Über 200 Jahre altes Bauwerk unterhalb der Löwenburg wird für eine Million Euro instandgesetzt

Tiergartenmauer wird saniert

Mauer teils eingestürzt: Norbert Arnold von der MHK-Bauabteilung und die wissenschaftliche Praktikantin Linda Heinze.

Kassel. Unterhalb der Löwenburg gab es vor über 200 Jahren einen Tiergarten. Diesen ließ der spätere Kurfürst Wilhelm I. von Hessen-Kassel Ende des 18. Jahrhundert anlegen, um Damwild zu halten.

Auch eine Fasanerie war Teil des Tiergartens, von der heute aber nur noch Grundmauern zu sehen sind. Übrig geblieben ist allein die 650 Meter lange Tiergartenmauer, die einen Teil der Umgrenzung bildete. Die Mauer, die von drei Türmchen unterbrochen ist, wird ab Ende September für knapp eine Million Euro saniert.

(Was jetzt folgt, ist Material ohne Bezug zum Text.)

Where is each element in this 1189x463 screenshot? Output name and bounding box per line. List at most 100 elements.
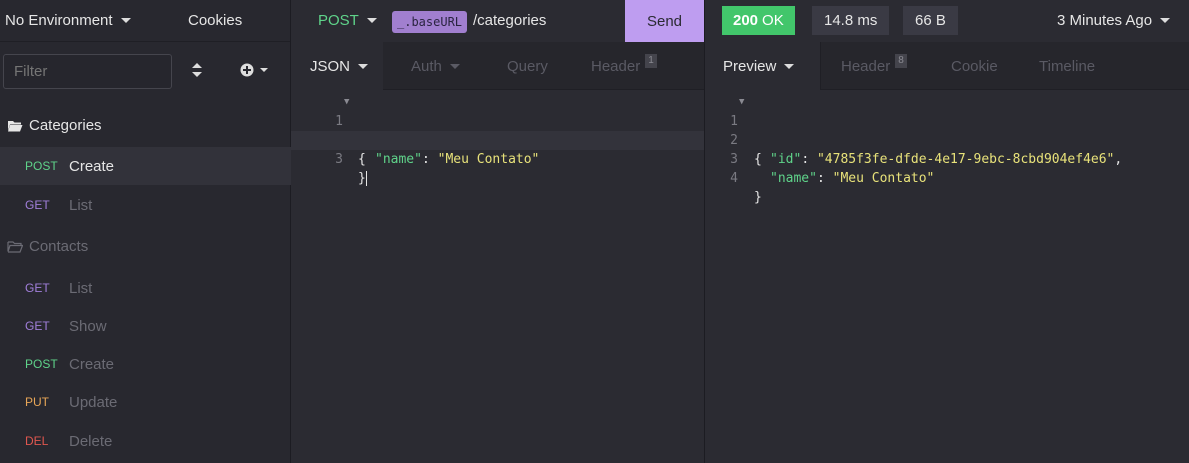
tab-cookie[interactable]: Cookie (951, 42, 998, 90)
json-key: "name" (375, 152, 422, 167)
json-value: "Meu Contato" (437, 152, 540, 167)
json-value: "Meu Contato" (832, 171, 935, 186)
request-item-contacts-list[interactable]: GET List (0, 269, 291, 307)
status-code: 200 (733, 12, 759, 29)
time-ago-label: 3 Minutes Ago (1057, 12, 1153, 29)
method-badge: DEL (25, 434, 49, 448)
tab-auth[interactable]: Auth (411, 42, 460, 90)
code-text: { (358, 152, 366, 167)
filter-input[interactable] (3, 54, 172, 89)
request-item-categories-list[interactable]: GET List (0, 186, 291, 224)
code-text: "name": "Meu Contato" (770, 171, 935, 186)
tab-query[interactable]: Query (507, 42, 548, 90)
fold-icon[interactable]: ▼ (739, 93, 744, 112)
request-name: Delete (69, 432, 113, 450)
tab-timeline[interactable]: Timeline (1039, 42, 1095, 90)
request-item-contacts-show[interactable]: GET Show (0, 307, 291, 345)
filter-row (0, 52, 291, 90)
request-item-contacts-update[interactable]: PUT Update (0, 383, 291, 421)
response-tabs: Preview Header 8 Cookie Timeline (705, 42, 1189, 90)
response-pane: 200 OK 14.8 ms 66 B 3 Minutes Ago Previe… (704, 0, 1189, 463)
request-name: List (69, 279, 93, 297)
response-body-viewer: 1 ▼ { 2 "id": "4785f3fe-dfde-4e17-9ebc-8… (705, 93, 1189, 205)
chevron-down-icon (1160, 18, 1171, 23)
method-badge: GET (25, 281, 50, 295)
code-line: 2 "name": "Meu Contato" (291, 112, 704, 167)
response-time: 14.8 ms (812, 6, 890, 35)
status-text: OK (762, 12, 784, 29)
text-cursor (365, 171, 367, 186)
request-item-contacts-create[interactable]: POST Create (0, 345, 291, 383)
request-name: List (69, 196, 93, 214)
method-badge: POST (25, 357, 58, 371)
tab-preview[interactable]: Preview (705, 42, 821, 90)
sidebar: No Environment Cookies Categories POST C… (0, 0, 291, 463)
method-badge: PUT (25, 395, 49, 409)
tab-label: Preview (723, 57, 777, 75)
tab-label: Auth (411, 57, 442, 75)
code-text-brace: } (358, 171, 366, 186)
folder-name: Categories (29, 116, 102, 134)
header-count-badge: 1 (645, 54, 657, 68)
chevron-down-icon (449, 63, 460, 69)
tab-label: Header (841, 57, 891, 75)
cookies-button[interactable]: Cookies (188, 12, 242, 29)
request-name: Update (69, 393, 118, 411)
chevron-down-icon (358, 63, 369, 69)
url-bar: POST _.baseURL /categories Send (291, 0, 704, 42)
chevron-down-icon (784, 63, 795, 69)
request-tabs: JSON Auth Query Header 1 (291, 42, 704, 90)
header-count-badge: 8 (895, 54, 907, 68)
json-key: "name" (770, 171, 817, 186)
response-size: 66 B (903, 6, 958, 35)
tab-label: Cookie (951, 57, 998, 75)
code-text: } (358, 169, 367, 188)
request-item-contacts-delete[interactable]: DEL Delete (0, 422, 291, 460)
code-line: 1 ▼ { (291, 93, 704, 167)
request-name: Create (69, 355, 115, 373)
sort-icon[interactable] (190, 62, 204, 78)
url-input[interactable]: /categories (473, 12, 546, 29)
tab-label: Header (591, 57, 641, 75)
request-item-categories-create[interactable]: POST Create (0, 147, 291, 185)
request-pane: POST _.baseURL /categories Send JSON Aut… (291, 0, 704, 463)
history-dropdown[interactable]: 3 Minutes Ago (1057, 12, 1171, 29)
method-badge: POST (25, 159, 58, 173)
line-number: 4 (730, 171, 738, 186)
method-badge: GET (25, 319, 50, 333)
base-url-tag[interactable]: _.baseURL (392, 11, 468, 33)
add-circle-icon[interactable] (240, 62, 270, 78)
tab-label: JSON (310, 57, 351, 75)
folder-open-icon (7, 240, 23, 253)
request-body-editor[interactable]: 1 ▼ { 2 "name": "Meu Contato" 3 } (291, 93, 704, 186)
folder-categories[interactable]: Categories (0, 110, 291, 140)
folder-name: Contacts (29, 237, 89, 255)
code-text: } (754, 190, 762, 205)
request-name: Show (69, 317, 107, 335)
tab-label: Query (507, 57, 548, 75)
chevron-down-icon (366, 18, 377, 23)
tab-response-header[interactable]: Header 8 (841, 42, 907, 90)
environment-dropdown[interactable]: No Environment (0, 12, 175, 29)
line-number: 3 (335, 152, 343, 167)
environment-label: No Environment (5, 12, 113, 29)
code-text: "name": "Meu Contato" (375, 152, 540, 167)
code-line: 3 } (291, 131, 704, 186)
code-line: 3 "name": "Meu Contato" (705, 131, 1189, 186)
tab-json[interactable]: JSON (291, 42, 383, 90)
folder-contacts[interactable]: Contacts (0, 231, 291, 261)
code-line: 2 "id": "4785f3fe-dfde-4e17-9ebc-8cbd904… (705, 112, 1189, 167)
sidebar-header: No Environment Cookies (0, 0, 290, 42)
chevron-down-icon (120, 18, 131, 23)
tab-label: Timeline (1039, 57, 1096, 75)
status-badge: 200 OK (722, 6, 795, 35)
method-label: POST (318, 12, 359, 29)
send-button[interactable]: Send (625, 0, 704, 42)
folder-open-icon (8, 120, 23, 131)
request-name: Create (69, 157, 115, 175)
fold-icon[interactable]: ▼ (344, 93, 349, 112)
code-line: 4 } (705, 150, 1189, 205)
method-badge: GET (25, 198, 50, 212)
method-dropdown[interactable]: POST (318, 12, 377, 29)
tab-header[interactable]: Header 1 (591, 42, 657, 90)
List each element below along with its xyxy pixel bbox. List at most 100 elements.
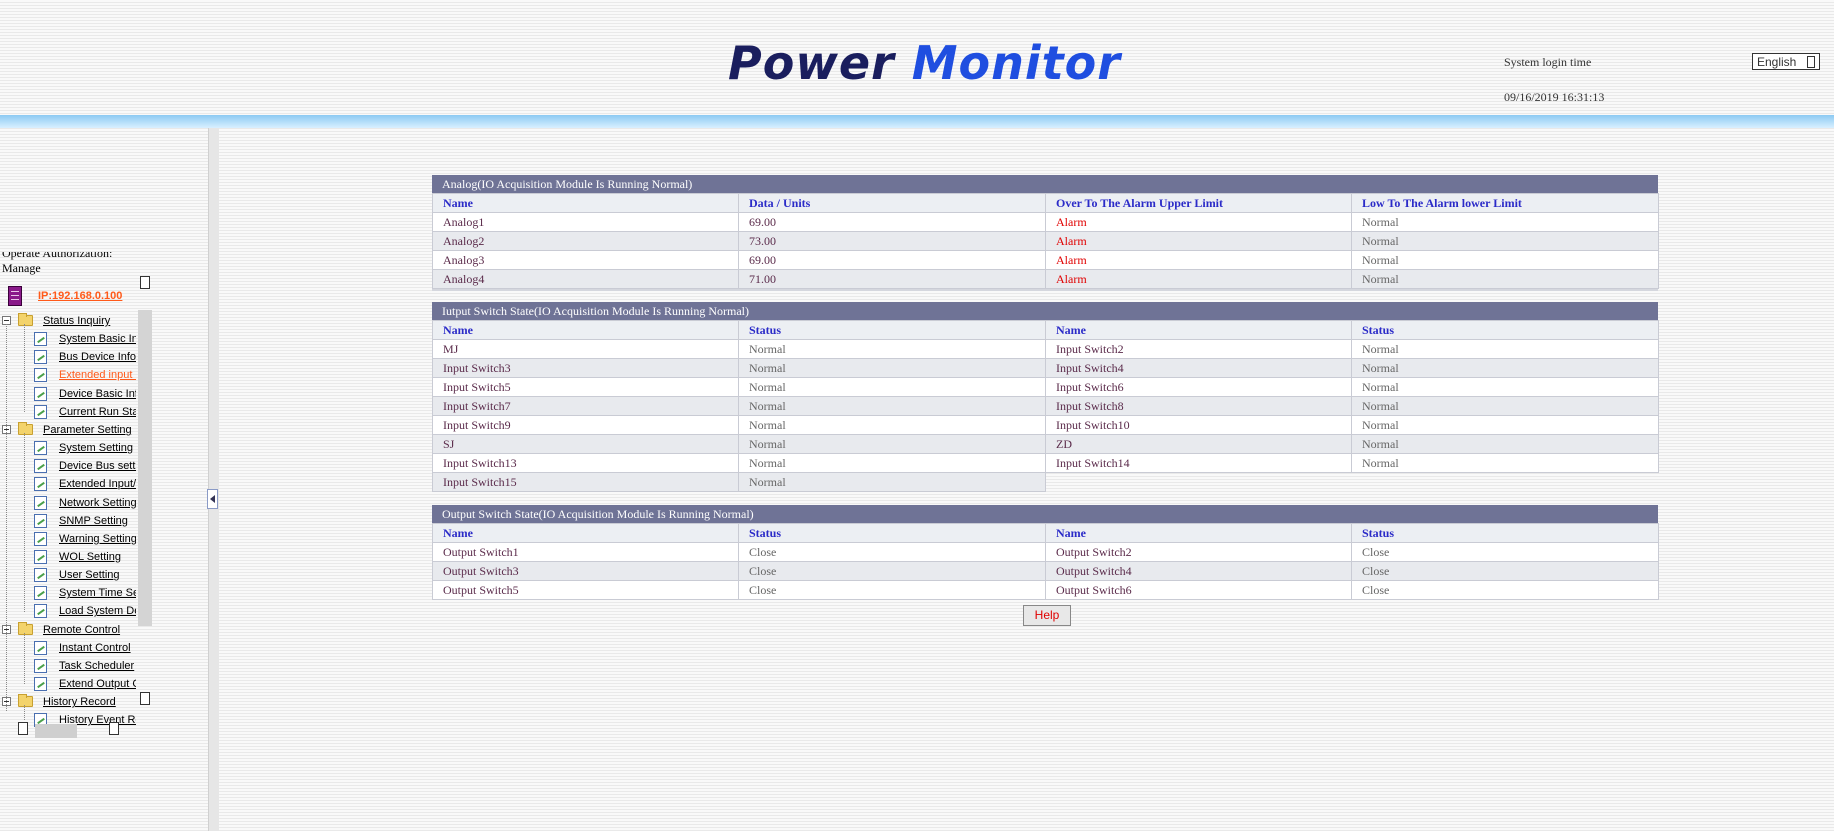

Es ist ein langwieriges Sanierungsprojekt, das die Museumslandschaft Hessen Kassel (MHK) mit Hilfe des Kulturinvestitionsprogrammes des Landes auf den Weg bringt. Die Bauarbeiten seien dringend nötig, erläutert Norbert Arnold von der MHK-Bauabteilung. Die ab 1796 entstandene Mauer aus Tuffstein sei an einigen Stellen bereits eingebrochen. Weitere Teile seien kurz davor.

Mit Löwenburg entstanden

In den 1980er-Jahren war die Mauer, die etwa zeitgleich mit der Löwenburg entstanden ist, zuletzt saniert worden. Dabei wurden aus heutiger Sicht Fehler gemacht, sagt Arnold. Seinerzeit sei für die Fugen der Mauer Zementmörtel verwendet worden. Da die Fugen in Bewegung seien, sei ein solch fester Baustoff ungeeignet, weil er sich nicht anpasse. An mehren Stellen der Mauer ist sichtbar, wie der Mörtel bröckelt. Deshalb werde nun Kalkmörtel benutzt.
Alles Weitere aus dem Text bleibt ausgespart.